Yesterday, Ubisoft‘s Digital Rights Management servers for Assassin’s Creed II were down for over 10 hours, preventing many players from accessing the game at all.
Ubisoft has told Eurogamer that the downtime actually only affected 5% of their player base and was caused by attacks on their server from an external source.
“Ubisoft would like to apologise to anyone who could not play ACII or SH5 yesterday,” the company said in a statement this afternoon.
“Servers were attacked and while the servers did not go down, service was limited from 2.30pm to 9pm Paris time [1.30pm – 8pm GMT].
“95 per cent of players were not affected, but a small group of players attempting to open a game session did receive denial of service errors.”

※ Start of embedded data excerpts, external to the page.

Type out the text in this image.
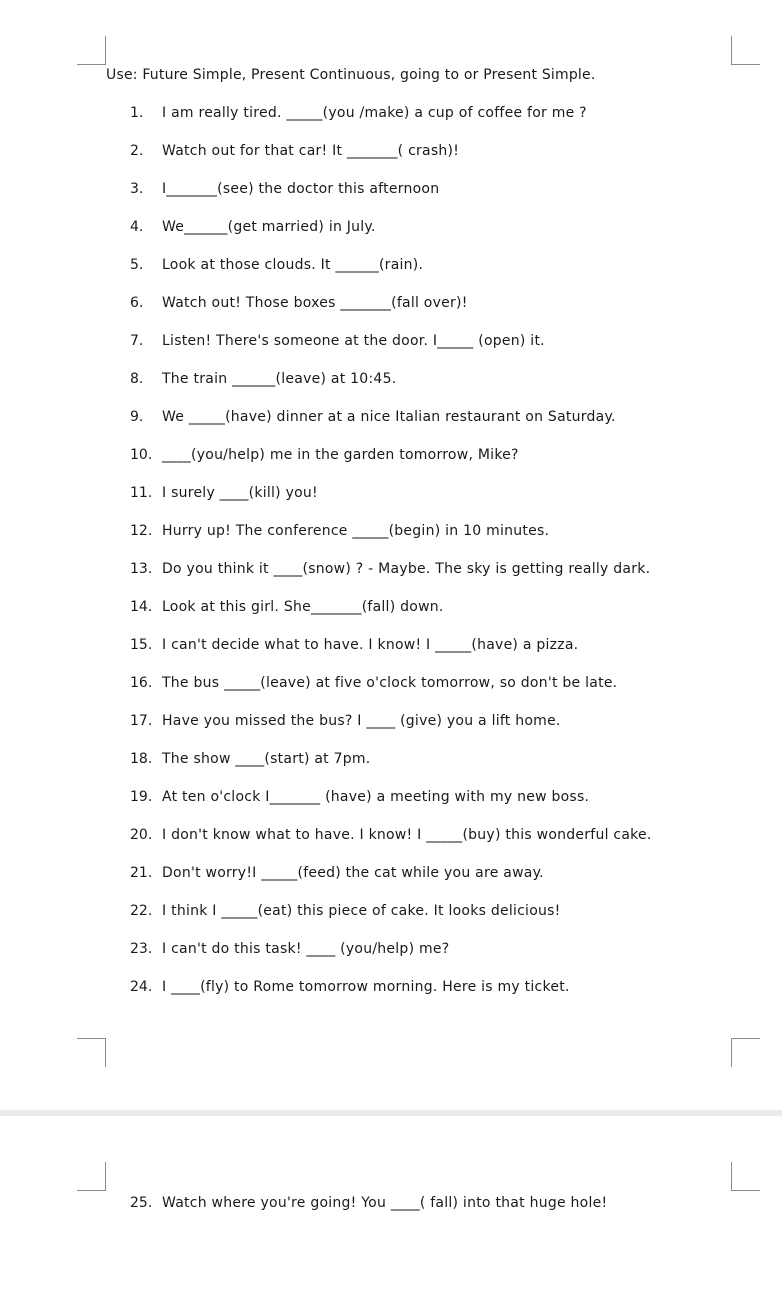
Use: Future Simple, Present Continuous, going to or Present Simple.
1. I am really tired. _____(you /make) a cup of coffee for me ?
2. Watch out for that car! It _______( crash)!
3. I_______(see) the doctor this afternoon
4. We______(get married) in July.
5. Look at those clouds. It ______(rain).
6. Watch out! Those boxes _______(fall over)!
7. Listen! There's someone at the door. I_____ (open) it.
8. The train ______(leave) at 10:45.
9. We _____(have) dinner at a nice Italian restaurant on Saturday.
10. ____(you/help) me in the garden tomorrow, Mike?
11. I surely ____(kill) you!
12. Hurry up! The conference _____(begin) in 10 minutes.
13. Do you think it ____(snow) ? - Maybe. The sky is getting really dark.
14. Look at this girl. She_______(fall) down.
15. I can't decide what to have. I know! I _____(have) a pizza.
16. The bus _____(leave) at five o'clock tomorrow, so don't be late.
17. Have you missed the bus? I ____ (give) you a lift home.
18. The show ____(start) at 7pm.
19. At ten o'clock I_______ (have) a meeting with my new boss.
20. I don't know what to have. I know! I _____(buy) this wonderful cake.
21. Don't worry!I _____(feed) the cat while you are away.
22. I think I _____(eat) this piece of cake. It looks delicious!
23. I can't do this task! ____ (you/help) me?
24. I ____(fly) to Rome tomorrow morning. Here is my ticket.
25. Watch where you're going! You ____( fall) into that huge hole!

In case you don’t pay attention to this sort of thing, we would remind you that Assassin’s Creed is not an MMO, or even an online game, but rather a single player title. In what is largely seen as a draconian and futile move to combat piracy, Ubisoft requires players to have a constant online connection to their DRM servers in order to use the game. This is, of course, contingent on your own internet connection, and the availability of Ubisoft’s servers.
Public reaction to Ubisoft’s policy was widely negative, and is unlikely to improve following this latest latest interruption in service during the first week of the Assassin’s Creed II’s release.